Как минимум необходимо, чтобы закон подкреплялся широким женским и другими общественными движениями, которые будут продвигать и контролировать его имплементацию на всех уровнях; критически важным является освещение закона и его положений везде — от федеральных медиа до специальных тренингов для преподавателей и воспитателей в учебных заведениях; необходимо активное признание проблемы государством (превалирующий процент женщин среди жертв домашнего насилия), а также приведение закона в координацию со всем законодательным ландшафтом: выявление и исключение противоречий с другими нормами, изменение других законов и легальной практики в пользу исполнения закона о насилии; закон не будет иметь смысла, если не будет проведено масштабной реквалификации полиции и других работников правоохранительных и судебных органов — тренинги и разъяснения, как именно применять закон, какие меры по профилактике и предотвращению необходимы; нужны специальные защитные механизмы для пострадавших или для тех, кому угрожает насилие; необходимо также ввести протоколы оценки рисков для жертв домашнего насилия — специальные опросники, которые в 2020 году несколько правозащитных организаций призвали принять МВД и получили отказ по причине «пропаганды в них свободной гендерной ориентации»; также закон не будет работать без плотной работы между государственными структурами и НКО/НПО, качественного сбора статистики и формирования в общественном мнении культуры ответственности за гендерное насилие; наконец, нужно расширить структуру помощи жертвам насилия — создавать сети приютов и убежищ, организации психологической помощи; наконец — нужно адекватное вливание финансовых ресурсов на всех этапах имплементации. Кроме того, как говорит в один голос большинство рекомендаций по предотвращению гендерного насилия, насилие (над женщинами и вообще) чаще всего воспроизводится через прямое свидетельство детей или становление их жертвами; хотите прервать круг абьюза — начните с детей[279]

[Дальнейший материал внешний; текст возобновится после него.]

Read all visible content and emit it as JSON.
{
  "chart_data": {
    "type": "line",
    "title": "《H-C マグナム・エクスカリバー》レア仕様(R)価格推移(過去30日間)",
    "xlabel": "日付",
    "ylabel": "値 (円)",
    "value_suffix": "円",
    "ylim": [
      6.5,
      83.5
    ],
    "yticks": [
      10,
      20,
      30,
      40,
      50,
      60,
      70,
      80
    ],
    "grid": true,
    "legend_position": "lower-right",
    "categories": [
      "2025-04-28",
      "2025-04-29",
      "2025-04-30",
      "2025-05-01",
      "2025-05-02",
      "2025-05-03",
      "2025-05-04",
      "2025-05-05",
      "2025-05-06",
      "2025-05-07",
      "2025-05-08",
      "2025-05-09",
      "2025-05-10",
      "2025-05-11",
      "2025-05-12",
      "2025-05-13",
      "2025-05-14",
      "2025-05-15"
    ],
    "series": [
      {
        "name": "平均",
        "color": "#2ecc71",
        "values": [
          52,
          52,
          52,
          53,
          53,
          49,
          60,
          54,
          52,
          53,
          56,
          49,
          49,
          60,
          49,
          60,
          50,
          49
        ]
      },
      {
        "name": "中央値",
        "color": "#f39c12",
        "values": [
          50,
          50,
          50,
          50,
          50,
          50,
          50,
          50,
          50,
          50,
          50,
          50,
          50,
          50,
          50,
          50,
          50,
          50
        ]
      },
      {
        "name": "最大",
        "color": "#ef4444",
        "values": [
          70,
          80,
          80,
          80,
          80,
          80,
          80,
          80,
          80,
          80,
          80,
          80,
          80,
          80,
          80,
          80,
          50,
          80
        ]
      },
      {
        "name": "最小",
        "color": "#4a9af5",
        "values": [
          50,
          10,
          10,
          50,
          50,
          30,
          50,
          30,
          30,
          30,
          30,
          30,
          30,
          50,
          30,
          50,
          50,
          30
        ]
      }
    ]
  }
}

(если, конечно, в вашей стране детей не охраняют от любой информации, которая рассказывает, как реально устроен мир). Что из этого списка звучит реалистичным в России сегодня, где все самые человечные инициативы воплощаются НКО, выживающими на заграничные гранты и признаваемые иностранными агентами? Где законы интерпретируются в рандомном режиме, где наличие закона не значит автоматически ответственность по нему, а отсутствие закона не значит отсутствие ответственности? Где социология беспомощна, самые базовые данные нерегулярны и даже в процессе последней переписи населения ответственные структуры пойманы за фактически дорисовкой данных. Наконец, где культура насилия, агрессивная маскулинность и милитаризм являются системообразующими идеологиями.Поскольку политический режим, существующий в России в начале 20-х, — это частный случай патриархата, искоренение гендерного насилия внутри него зависит от пересборки всей системы целиком. Даже если оставить в стороне идеологический компонент (хотя в действительности это невозможная операция), законодательные органы в этой стране просто неспособны написать хороший закон, а вся государственная машина, работающая по факту на ручном управлении, неспособна этот закон адекватно имплементировать; даже принятые на раз-два репрессивные законы в действии демонстрируют, скорее, бюрократию в истерике, чем реально работающий механизм. А ведь помимо домашнего насилия есть ещё и проблема бытового и уличного насилия на почве гомофобии, трансфобии и так называемого гендерного дисплея — внешнего или поведенческого (не)соответствия человека ожидаемой гендерной роли. Осенью 2021 года вышло исследование ЛГБТ-сети[280]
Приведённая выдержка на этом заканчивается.